The bottom line here is that Cameron Carpenter is immensely talented, but the album is not entirely successful. In fact, the title track, Chopin’s Etude, op. 10, no 12 in C minor, “The Revolutionary,” is for me most dependent on its visual aspect, since he plays the arpeggiated “left hand” part entirely with his feet in the pedals. (Somebody at Telarc must have figured that out as well, because there is a Bonus DVD included with the CD that includes Cameron playing the Chopin Etude.) Unfortunately, it has something of the aspect of an astonishing parlor trick. It’s hard to believe that he’s doing it unless you see it.

Happily, most of the rest of the album is much more successful. For me the high point is Cameron’s transcription of the Liszt “Mephisto Waltz No. 1 (The Dance in the Village Inn)”. He makes the piece his own in his organ “orchestration.” The playing is musical, as well as being technically accomplished.

His performance of the last of the Demessieux Etudes (“Octaves”) makes me wish he would record the whole collection. It is performed “straight” without a lot of registrational hanky-panky. Likewise, his performance of Marcel Dupré’s “Prelude and Fugue in B Major, Op. 7, No. 1″ is relatively straightforward.

At the other end of the spectrum is the “Evolutionary” Bach Toccata and Fugue in D Minor, BWV 565, Cameron’s own concoction including every gloss that other transcribers have ever included on Bach’s indestructible warhorse. And I miss the point of the mash-up of Duke Ellington’s “Solitude” with Bach’s “Sheep May Safely Graze” in a theatre organ style that would make Radio City Music Hall proud. Bach’s chorale prelude on “Nun komm der Heiden Heiland,” BWV 659, is performed almost as if he’s putting us on–after all the hijinks that have preceded this track, he plays in a quasi-historically-informed manner. It is “correct” within an inch of its life. Please, more Liszt!
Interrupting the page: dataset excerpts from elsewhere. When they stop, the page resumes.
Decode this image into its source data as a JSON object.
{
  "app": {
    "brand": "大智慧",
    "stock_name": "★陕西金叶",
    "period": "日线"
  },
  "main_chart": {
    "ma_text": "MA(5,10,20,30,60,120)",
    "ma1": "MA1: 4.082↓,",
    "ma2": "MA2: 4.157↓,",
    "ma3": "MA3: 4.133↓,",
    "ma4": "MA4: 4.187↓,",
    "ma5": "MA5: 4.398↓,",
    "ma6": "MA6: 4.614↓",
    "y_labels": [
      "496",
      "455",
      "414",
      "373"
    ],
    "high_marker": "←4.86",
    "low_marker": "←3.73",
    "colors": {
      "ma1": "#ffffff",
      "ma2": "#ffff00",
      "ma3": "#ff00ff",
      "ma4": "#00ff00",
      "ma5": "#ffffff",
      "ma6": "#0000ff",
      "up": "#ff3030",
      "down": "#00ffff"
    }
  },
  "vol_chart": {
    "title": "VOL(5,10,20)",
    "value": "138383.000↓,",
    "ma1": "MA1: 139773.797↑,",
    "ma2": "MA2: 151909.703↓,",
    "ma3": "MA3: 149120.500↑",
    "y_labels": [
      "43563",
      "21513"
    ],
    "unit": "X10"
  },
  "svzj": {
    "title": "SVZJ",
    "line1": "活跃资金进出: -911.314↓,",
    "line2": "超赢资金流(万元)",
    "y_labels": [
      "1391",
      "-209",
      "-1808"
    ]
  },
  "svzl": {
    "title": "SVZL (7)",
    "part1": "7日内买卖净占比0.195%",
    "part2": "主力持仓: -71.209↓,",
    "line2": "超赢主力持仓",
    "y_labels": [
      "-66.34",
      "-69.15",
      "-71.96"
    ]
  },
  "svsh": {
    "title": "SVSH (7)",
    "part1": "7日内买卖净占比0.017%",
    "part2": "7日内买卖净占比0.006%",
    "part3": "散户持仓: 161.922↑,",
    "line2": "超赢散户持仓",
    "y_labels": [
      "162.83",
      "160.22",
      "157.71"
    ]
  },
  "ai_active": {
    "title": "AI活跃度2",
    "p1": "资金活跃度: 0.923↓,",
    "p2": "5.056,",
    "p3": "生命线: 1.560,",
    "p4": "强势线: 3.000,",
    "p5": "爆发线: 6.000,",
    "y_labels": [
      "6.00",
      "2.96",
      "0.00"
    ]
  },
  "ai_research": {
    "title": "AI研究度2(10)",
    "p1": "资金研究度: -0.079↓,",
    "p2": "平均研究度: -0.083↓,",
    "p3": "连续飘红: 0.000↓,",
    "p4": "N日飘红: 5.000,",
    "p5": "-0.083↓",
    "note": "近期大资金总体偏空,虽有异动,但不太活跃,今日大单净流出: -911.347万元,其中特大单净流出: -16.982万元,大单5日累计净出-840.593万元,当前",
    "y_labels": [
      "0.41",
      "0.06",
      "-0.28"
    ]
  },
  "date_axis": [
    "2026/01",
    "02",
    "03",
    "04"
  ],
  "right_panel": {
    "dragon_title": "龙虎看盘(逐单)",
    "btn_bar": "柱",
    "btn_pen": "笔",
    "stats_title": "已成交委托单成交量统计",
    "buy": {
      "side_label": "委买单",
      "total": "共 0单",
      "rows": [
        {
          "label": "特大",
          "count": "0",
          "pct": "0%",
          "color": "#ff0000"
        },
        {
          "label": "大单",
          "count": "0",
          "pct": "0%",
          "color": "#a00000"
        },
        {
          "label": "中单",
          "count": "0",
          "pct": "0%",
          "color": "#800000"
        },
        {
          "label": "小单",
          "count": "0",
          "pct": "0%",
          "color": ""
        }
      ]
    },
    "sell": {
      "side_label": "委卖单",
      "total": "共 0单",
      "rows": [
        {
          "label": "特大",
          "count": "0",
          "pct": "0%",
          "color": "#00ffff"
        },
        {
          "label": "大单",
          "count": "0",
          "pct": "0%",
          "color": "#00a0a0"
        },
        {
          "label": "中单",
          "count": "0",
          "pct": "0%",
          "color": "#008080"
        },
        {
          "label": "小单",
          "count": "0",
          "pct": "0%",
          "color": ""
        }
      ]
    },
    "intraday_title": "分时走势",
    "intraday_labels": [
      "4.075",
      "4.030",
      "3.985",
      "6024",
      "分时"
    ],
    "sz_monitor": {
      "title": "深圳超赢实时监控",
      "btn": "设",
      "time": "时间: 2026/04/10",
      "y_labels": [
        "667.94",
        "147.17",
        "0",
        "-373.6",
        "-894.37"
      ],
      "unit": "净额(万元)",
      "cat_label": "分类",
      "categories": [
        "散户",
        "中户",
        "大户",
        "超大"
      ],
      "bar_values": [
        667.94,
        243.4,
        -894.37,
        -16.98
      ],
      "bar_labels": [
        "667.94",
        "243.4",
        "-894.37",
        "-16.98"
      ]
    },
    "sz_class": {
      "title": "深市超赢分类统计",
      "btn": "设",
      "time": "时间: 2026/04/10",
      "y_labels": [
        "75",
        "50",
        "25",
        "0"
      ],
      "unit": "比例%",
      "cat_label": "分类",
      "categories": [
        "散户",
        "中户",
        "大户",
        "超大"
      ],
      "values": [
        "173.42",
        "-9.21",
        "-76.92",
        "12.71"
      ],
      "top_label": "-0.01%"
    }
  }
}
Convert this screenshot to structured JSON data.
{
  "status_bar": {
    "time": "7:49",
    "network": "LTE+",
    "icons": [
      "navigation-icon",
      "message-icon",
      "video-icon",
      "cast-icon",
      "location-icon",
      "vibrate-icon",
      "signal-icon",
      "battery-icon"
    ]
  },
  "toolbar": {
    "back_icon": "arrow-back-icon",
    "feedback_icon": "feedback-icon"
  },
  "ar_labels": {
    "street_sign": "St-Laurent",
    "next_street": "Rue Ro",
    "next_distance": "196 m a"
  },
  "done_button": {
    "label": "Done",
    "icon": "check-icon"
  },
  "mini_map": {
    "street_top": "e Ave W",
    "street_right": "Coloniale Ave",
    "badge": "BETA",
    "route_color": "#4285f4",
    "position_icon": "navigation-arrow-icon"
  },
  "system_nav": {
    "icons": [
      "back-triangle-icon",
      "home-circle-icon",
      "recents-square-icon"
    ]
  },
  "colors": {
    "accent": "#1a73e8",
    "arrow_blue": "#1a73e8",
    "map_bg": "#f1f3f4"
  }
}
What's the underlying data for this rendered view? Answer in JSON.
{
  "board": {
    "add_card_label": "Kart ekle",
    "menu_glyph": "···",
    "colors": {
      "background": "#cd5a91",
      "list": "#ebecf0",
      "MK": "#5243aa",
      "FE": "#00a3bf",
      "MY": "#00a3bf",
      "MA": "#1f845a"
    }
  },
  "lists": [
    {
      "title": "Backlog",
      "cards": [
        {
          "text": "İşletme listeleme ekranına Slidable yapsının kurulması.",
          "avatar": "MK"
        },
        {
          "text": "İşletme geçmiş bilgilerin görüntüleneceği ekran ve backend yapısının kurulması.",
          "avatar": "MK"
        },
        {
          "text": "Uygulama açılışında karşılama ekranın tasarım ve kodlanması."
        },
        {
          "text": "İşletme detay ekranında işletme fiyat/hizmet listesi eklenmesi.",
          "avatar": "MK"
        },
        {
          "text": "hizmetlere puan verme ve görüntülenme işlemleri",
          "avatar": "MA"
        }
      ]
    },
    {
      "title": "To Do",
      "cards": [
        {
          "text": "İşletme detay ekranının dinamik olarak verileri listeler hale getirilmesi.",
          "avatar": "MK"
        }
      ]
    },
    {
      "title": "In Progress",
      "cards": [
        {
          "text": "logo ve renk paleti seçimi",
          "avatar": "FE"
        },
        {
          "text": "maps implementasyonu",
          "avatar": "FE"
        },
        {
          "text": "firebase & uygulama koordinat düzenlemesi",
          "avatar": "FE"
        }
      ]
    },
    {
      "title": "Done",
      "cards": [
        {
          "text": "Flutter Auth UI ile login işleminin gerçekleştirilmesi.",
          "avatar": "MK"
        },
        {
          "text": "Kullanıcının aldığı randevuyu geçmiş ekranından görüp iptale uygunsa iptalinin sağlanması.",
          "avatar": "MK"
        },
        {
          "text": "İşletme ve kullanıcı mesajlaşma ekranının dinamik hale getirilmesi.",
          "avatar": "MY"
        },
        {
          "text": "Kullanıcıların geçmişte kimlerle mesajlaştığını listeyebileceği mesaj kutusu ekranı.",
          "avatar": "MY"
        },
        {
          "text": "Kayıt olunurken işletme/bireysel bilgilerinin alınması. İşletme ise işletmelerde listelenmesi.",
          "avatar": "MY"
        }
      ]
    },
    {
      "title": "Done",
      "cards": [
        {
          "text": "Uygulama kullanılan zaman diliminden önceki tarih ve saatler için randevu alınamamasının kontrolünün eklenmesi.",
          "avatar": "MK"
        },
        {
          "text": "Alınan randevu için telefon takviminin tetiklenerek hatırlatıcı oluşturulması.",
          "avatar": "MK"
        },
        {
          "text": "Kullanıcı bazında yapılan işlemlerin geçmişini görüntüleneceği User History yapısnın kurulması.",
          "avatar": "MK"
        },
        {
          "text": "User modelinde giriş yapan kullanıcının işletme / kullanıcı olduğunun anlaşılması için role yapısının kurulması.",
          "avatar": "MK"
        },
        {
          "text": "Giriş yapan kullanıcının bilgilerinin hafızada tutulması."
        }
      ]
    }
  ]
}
There are also two of Cameron Carpenter’s own compositions included on the album. The more successful of the two is his “Homage to Klaus Kinski,” with his use of thematic material and the mastery of the colors of the organ. He writes for his own performing skills as well. It probably makes quite an effect in live performance.

The is not a perfect album; there are parts of it that I find self-indulgent and irritating, but that’s okay. I wish that more organists would take these kinds of risks in programming and performing. It’s possible to do that even without having Cameron Carpenter’s amazing technical skills. Organists wonder why the organ is dying; as is evidenced by the audience reaction when I heard Cameron Carpenter perform in Minneapolis this past June, even the organist-centric world is longing for somebody to capture audiences’ attentions and turn the organ into something viable for the future.

As a postscript, I would note that Cameron Carpenter’s effectiveness as a performer depends in large part on a huge organ with all the modern mechanical conveniences (especially a well-developed combination action–pre-sets that can drastically change registrations with a push of a button.) One has to assume that he would not accept an engagement on an organ such as I play every week–35 stops with completely mechanical action and no combination action. How (or could) he modify is performance style to deal with a less elaborate instrument? It is tantalizing to speculate how it would affect his programming.

One presumes that this won’t be Cameron Carpenter’s last CD. At least I hope not.